The TLH is closer to the German (Sie haben’s kein Gewinn – they’ve won nothing). Why was this change made? I can’t say for sure, but I can say for sure that they missed the point Luther was making. In the historic epistle for Invocavit, the first Sunday in Lent, we have this description of St. Paul and his fellow pastors, which applies to all Christians, “As having nothing and possessing all things.” The same conviction is given us by the Holy Spirit in 1 Cor. 3:21-23, “Therefore let no one boast in men. For all things are yours: whether Paul or Apollos or Cephas, or the world or life or death, or things present or things to come—all are yours. And you are Christ’s, and Christ is God’s.”

In other words, in Christ we have everything. When Job lost his seven sons and three daughters, God later gave him double of all that he had, but did not give him fourteen sons and six daughters. He gave him seven sons and three daughters. This is because Job still had his children. He believed in the resurrection of the body, as he himself confessed in Job 19:23-27.

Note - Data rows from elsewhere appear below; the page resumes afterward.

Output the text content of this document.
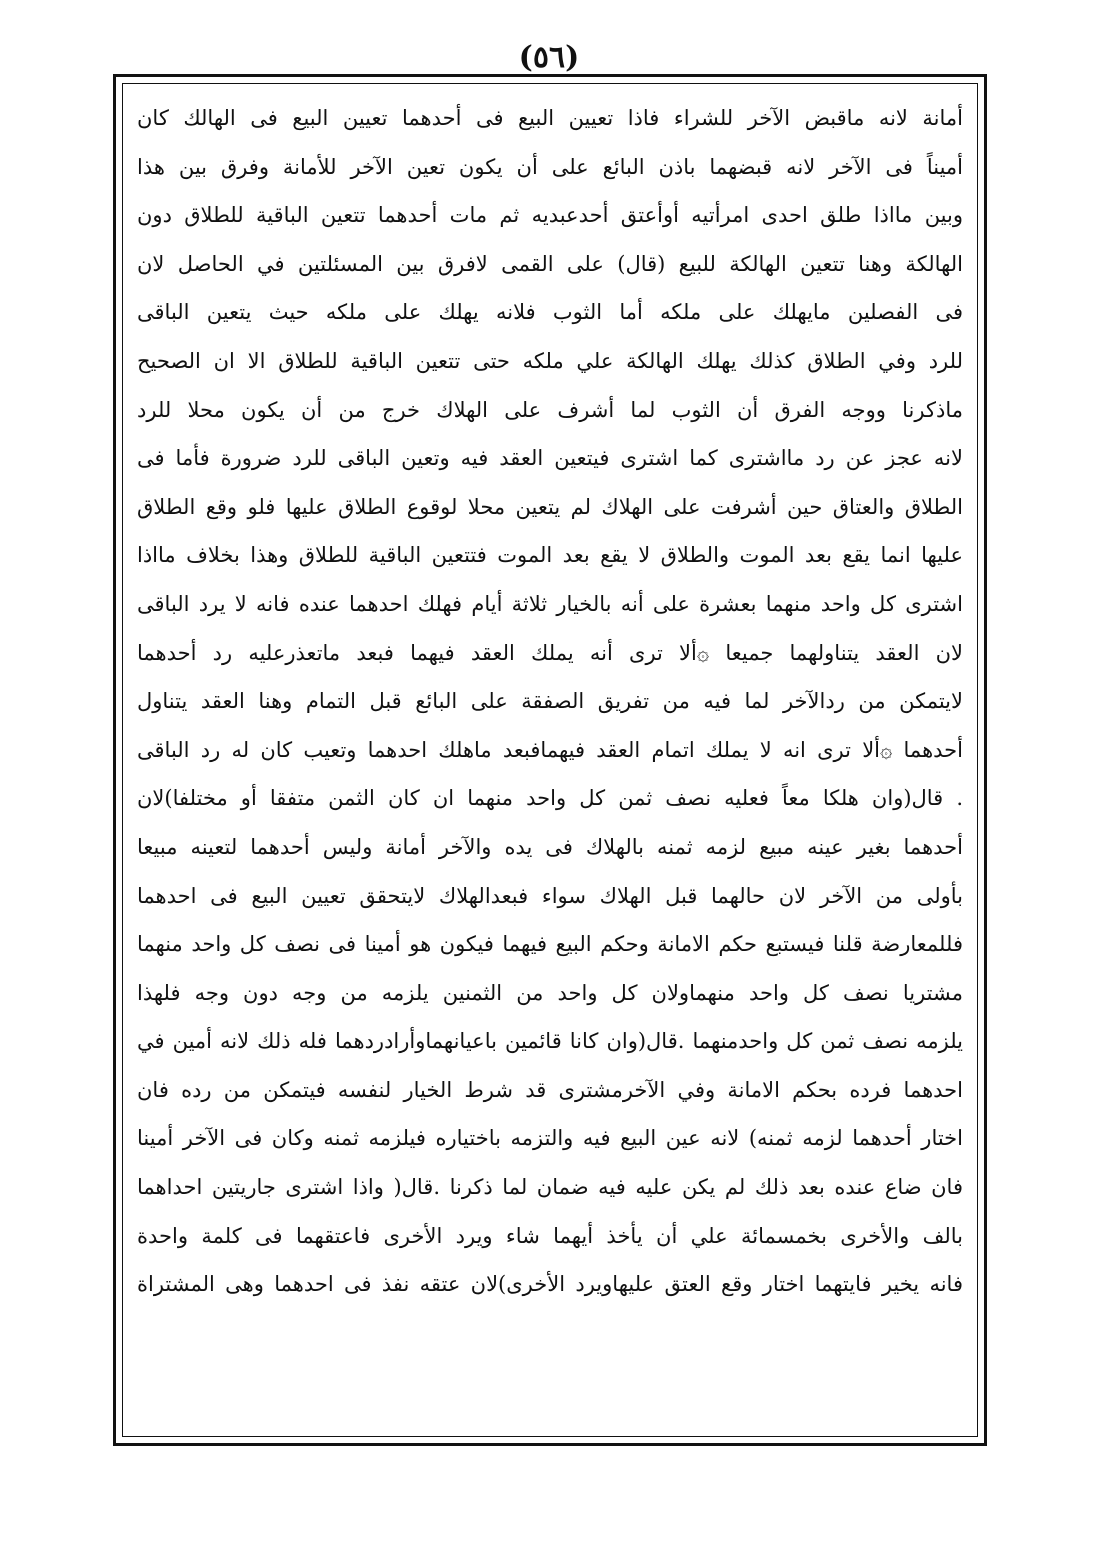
(٥٦)
أمانة لانه ماقبض الآخر للشراء فاذا تعيين البيع فى أحدهما تعيين البيع فى الهالك كان
أميناً فى الآخر لانه قبضهما باذن البائع على أن يكون تعين الآخر للأمانة وفرق بين هذا
وبين مااذا طلق احدى امرأتيه أوأعتق أحدعبديه ثم مات أحدهما تتعين الباقية للطلاق دون
الهالكة وهنا تتعين الهالكة للبيع (قال) على القمى لافرق بين المسئلتين في الحاصل لان
فى الفصلين مايهلك على ملكه أما الثوب فلانه يهلك على ملكه حيث يتعين الباقى
للرد وفي الطلاق كذلك يهلك الهالكة علي ملكه حتى تتعين الباقية للطلاق الا ان الصحيح
ماذكرنا ووجه الفرق أن الثوب لما أشرف على الهلاك خرج من أن يكون محلا للرد
لانه عجز عن رد مااشترى كما اشترى فيتعين العقد فيه وتعين الباقى للرد ضرورة فأما فى
الطلاق والعتاق حين أشرفت على الهلاك لم يتعين محلا لوقوع الطلاق عليها فلو وقع الطلاق
عليها انما يقع بعد الموت والطلاق لا يقع بعد الموت فتتعين الباقية للطلاق وهذا بخلاف مااذا
اشترى كل واحد منهما بعشرة على أنه بالخيار ثلاثة أيام فهلك احدهما عنده فانه لا يرد الباقى
لان العقد يتناولهما جميعا ۞ألا ترى أنه يملك العقد فيهما فبعد ماتعذرعليه رد أحدهما
لايتمكن من ردالآخر لما فيه من تفريق الصفقة على البائع قبل التمام وهنا العقد يتناول
أحدهما ۞ألا ترى انه لا يملك اتمام العقد فيهمافبعد ماهلك احدهما وتعيب كان له رد الباقى
. قال(وان هلكا معاً فعليه نصف ثمن كل واحد منهما ان كان الثمن متفقا أو مختلفا)لان
أحدهما بغير عينه مبيع لزمه ثمنه بالهلاك فى يده والآخر أمانة وليس أحدهما لتعينه مبيعا
بأولى من الآخر لان حالهما قبل الهلاك سواء فبعدالهلاك لايتحقق تعيين البيع فى احدهما
فللمعارضة قلنا فيستبع حكم الامانة وحكم البيع فيهما فيكون هو أمينا فى نصف كل واحد منهما
مشتريا نصف كل واحد منهماولان كل واحد من الثمنين يلزمه من وجه دون وجه فلهذا
يلزمه نصف ثمن كل واحدمنهما .قال(وان كانا قائمين باعيانهماوأرادردهما فله ذلك لانه أمين في
احدهما فرده بحكم الامانة وفي الآخرمشترى قد شرط الخيار لنفسه فيتمكن من رده فان
اختار أحدهما لزمه ثمنه) لانه عين البيع فيه والتزمه باختياره فيلزمه ثمنه وكان فى الآخر أمينا
فان ضاع عنده بعد ذلك لم يكن عليه فيه ضمان لما ذكرنا .قال( واذا اشترى جاريتين احداهما
بالف والأخرى بخمسمائة علي أن يأخذ أيهما شاء ويرد الأخرى فاعتقهما فى كلمة واحدة
فانه يخير فايتهما اختار وقع العتق عليهاويرد الأخرى)لان عتقه نفذ فى احدهما وهى المشتراة
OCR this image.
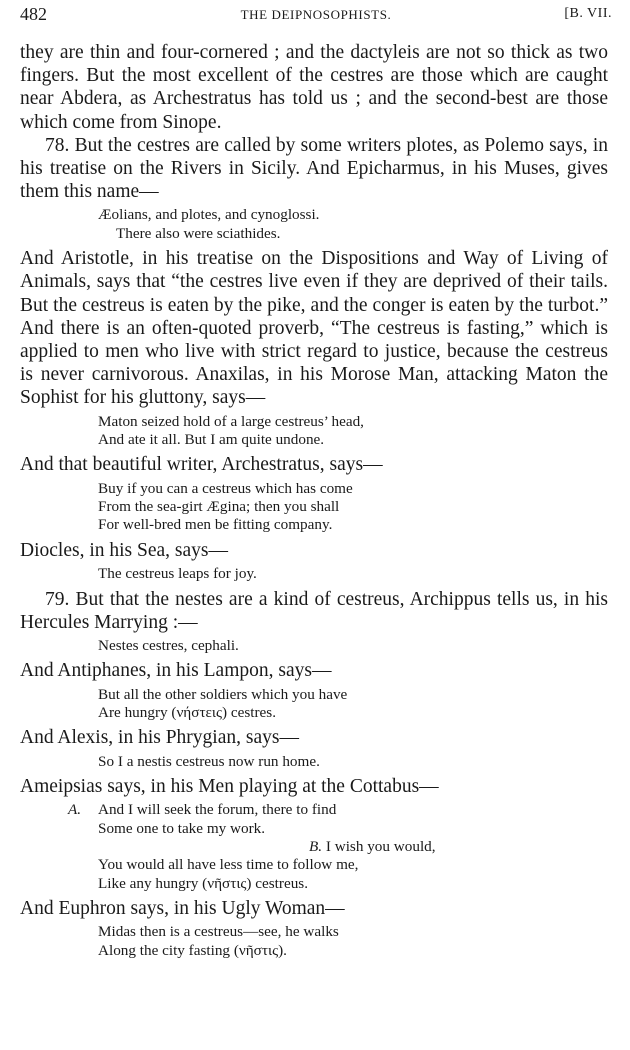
482	THE DEIPNOSOPHISTS.	[B. VII.

they are thin and four-cornered ; and the dactyleis are not so thick as two fingers. But the most excellent of the cestres are those which are caught near Abdera, as Archestratus has told us ; and the second-best are those which come from Sinope.

78. But the cestres are called by some writers plotes, as Polemo says, in his treatise on the Rivers in Sicily. And Epicharmus, in his Muses, gives them this name—

Æolians, and plotes, and cynoglossi.
There also were sciathides.

And Aristotle, in his treatise on the Dispositions and Way of Living of Animals, says that “the cestres live even if they are deprived of their tails. But the cestreus is eaten by the pike, and the conger is eaten by the turbot.” And there is an often-quoted proverb, “The cestreus is fasting,” which is applied to men who live with strict regard to justice, because the cestreus is never carnivorous. Anaxilas, in his Morose Man, attacking Maton the Sophist for his gluttony, says—

Maton seized hold of a large cestreus’ head,
And ate it all. But I am quite undone.

And that beautiful writer, Archestratus, says—

Buy if you can a cestreus which has come
From the sea-girt Ægina; then you shall
For well-bred men be fitting company.

Diocles, in his Sea, says—

The cestreus leaps for joy.

79. But that the nestes are a kind of cestreus, Archippus tells us, in his Hercules Marrying :—

Nestes cestres, cephali.

And Antiphanes, in his Lampon, says—

But all the other soldiers which you have
Are hungry (νήστεις) cestres.

And Alexis, in his Phrygian, says—

So I a nestis cestreus now run home.

Ameipsias says, in his Men playing at the Cottabus—

A. And I will seek the forum, there to find
Some one to take my work.
B. I wish you would,
You would all have less time to follow me,
Like any hungry (νῆστις) cestreus.

And Euphron says, in his Ugly Woman—

Midas then is a cestreus—see, he walks
Along the city fasting (νῆστις).
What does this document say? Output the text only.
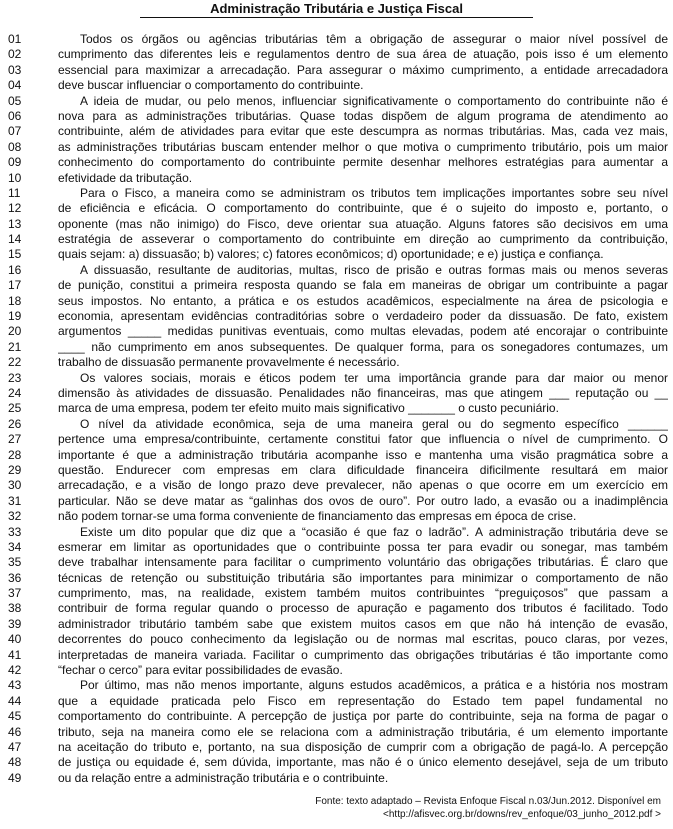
Administração Tributária e Justiça Fiscal
01	Todos os órgãos ou agências tributárias têm a obrigação de assegurar o maior nível possível de
02	cumprimento das diferentes leis e regulamentos dentro de sua área de atuação, pois isso é um elemento
03	essencial para maximizar a arrecadação. Para assegurar o máximo cumprimento, a entidade arrecadadora
04	deve buscar influenciar o comportamento do contribuinte.
05	A ideia de mudar, ou pelo menos, influenciar significativamente o comportamento do contribuinte não é
06	nova para as administrações tributárias. Quase todas dispõem de algum programa de atendimento ao
07	contribuinte, além de atividades para evitar que este descumpra as normas tributárias. Mas, cada vez mais,
08	as administrações tributárias buscam entender melhor o que motiva o cumprimento tributário, pois um maior
09	conhecimento do comportamento do contribuinte permite desenhar melhores estratégias para aumentar a
10	efetividade da tributação.
11	Para o Fisco, a maneira como se administram os tributos tem implicações importantes sobre seu nível
12	de eficiência e eficácia. O comportamento do contribuinte, que é o sujeito do imposto e, portanto, o
13	oponente (mas não inimigo) do Fisco, deve orientar sua atuação. Alguns fatores são decisivos em uma
14	estratégia de asseverar o comportamento do contribuinte em direção ao cumprimento da contribuição,
15	quais sejam: a) dissuasão; b) valores; c) fatores econômicos; d) oportunidade; e e) justiça e confiança.
16	A dissuasão, resultante de auditorias, multas, risco de prisão e outras formas mais ou menos severas
17	de punição, constitui a primeira resposta quando se fala em maneiras de obrigar um contribuinte a pagar
18	seus impostos. No entanto, a prática e os estudos acadêmicos, especialmente na área de psicologia e
19	economia, apresentam evidências contraditórias sobre o verdadeiro poder da dissuasão. De fato, existem
20	argumentos _____ medidas punitivas eventuais, como multas elevadas, podem até encorajar o contribuinte
21	____ não cumprimento em anos subsequentes. De qualquer forma, para os sonegadores contumazes, um
22	trabalho de dissuasão permanente provavelmente é necessário.
23	Os valores sociais, morais e éticos podem ter uma importância grande para dar maior ou menor
24	dimensão às atividades de dissuasão. Penalidades não financeiras, mas que atingem ___ reputação ou __
25	marca de uma empresa, podem ter efeito muito mais significativo _______ o custo pecuniário.
26	O nível da atividade econômica, seja de uma maneira geral ou do segmento específico ______
27	pertence uma empresa/contribuinte, certamente constitui fator que influencia o nível de cumprimento. O
28	importante é que a administração tributária acompanhe isso e mantenha uma visão pragmática sobre a
29	questão. Endurecer com empresas em clara dificuldade financeira dificilmente resultará em maior
30	arrecadação, e a visão de longo prazo deve prevalecer, não apenas o que ocorre em um exercício em
31	particular. Não se deve matar as “galinhas dos ovos de ouro”. Por outro lado, a evasão ou a inadimplência
32	não podem tornar-se uma forma conveniente de financiamento das empresas em época de crise.
33	Existe um dito popular que diz que a “ocasião é que faz o ladrão”. A administração tributária deve se
34	esmerar em limitar as oportunidades que o contribuinte possa ter para evadir ou sonegar, mas também
35	deve trabalhar intensamente para facilitar o cumprimento voluntário das obrigações tributárias. É claro que
36	técnicas de retenção ou substituição tributária são importantes para minimizar o comportamento de não
37	cumprimento, mas, na realidade, existem também muitos contribuintes “preguiçosos” que passam a
38	contribuir de forma regular quando o processo de apuração e pagamento dos tributos é facilitado. Todo
39	administrador tributário também sabe que existem muitos casos em que não há intenção de evasão,
40	decorrentes do pouco conhecimento da legislação ou de normas mal escritas, pouco claras, por vezes,
41	interpretadas de maneira variada. Facilitar o cumprimento das obrigações tributárias é tão importante como
42	“fechar o cerco” para evitar possibilidades de evasão.
43	Por último, mas não menos importante, alguns estudos acadêmicos, a prática e a história nos mostram
44	que a equidade praticada pelo Fisco em representação do Estado tem papel fundamental no
45	comportamento do contribuinte. A percepção de justiça por parte do contribuinte, seja na forma de pagar o
46	tributo, seja na maneira como ele se relaciona com a administração tributária, é um elemento importante
47	na aceitação do tributo e, portanto, na sua disposição de cumprir com a obrigação de pagá-lo. A percepção
48	de justiça ou equidade é, sem dúvida, importante, mas não é o único elemento desejável, seja de um tributo
49	ou da relação entre a administração tributária e o contribuinte.
Fonte: texto adaptado – Revista Enfoque Fiscal n.03/Jun.2012. Disponível em
<http://afisvec.org.br/downs/rev_enfoque/03_junho_2012.pdf >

When the devil and the world take goods, fame, child, and wife, they have taken nothing away from us, because all that we have is in Christ, and all of our treasure is in him. Our treasure is not on earth, but in heaven, where Christ is ruling at God’s right hand, preparing a place for us where any good we have lost here on earth will be restored to us in far greater glory than the heart of man can imagine here on earth, especially our believing children and wife, who will be changed to be like Christ himself.

I encourage you in the future to sing the hymn the way Luther wrote it. There is great comfort in it for those who suffer the loss of God’s blessings here on earth. And I encourage you respectfully to ask our synod in the future to sing it the old way, and so given us more confidence as we “teach and admonish one another with Psalms, hymns, and spiritual songs.” Colossians 3:16.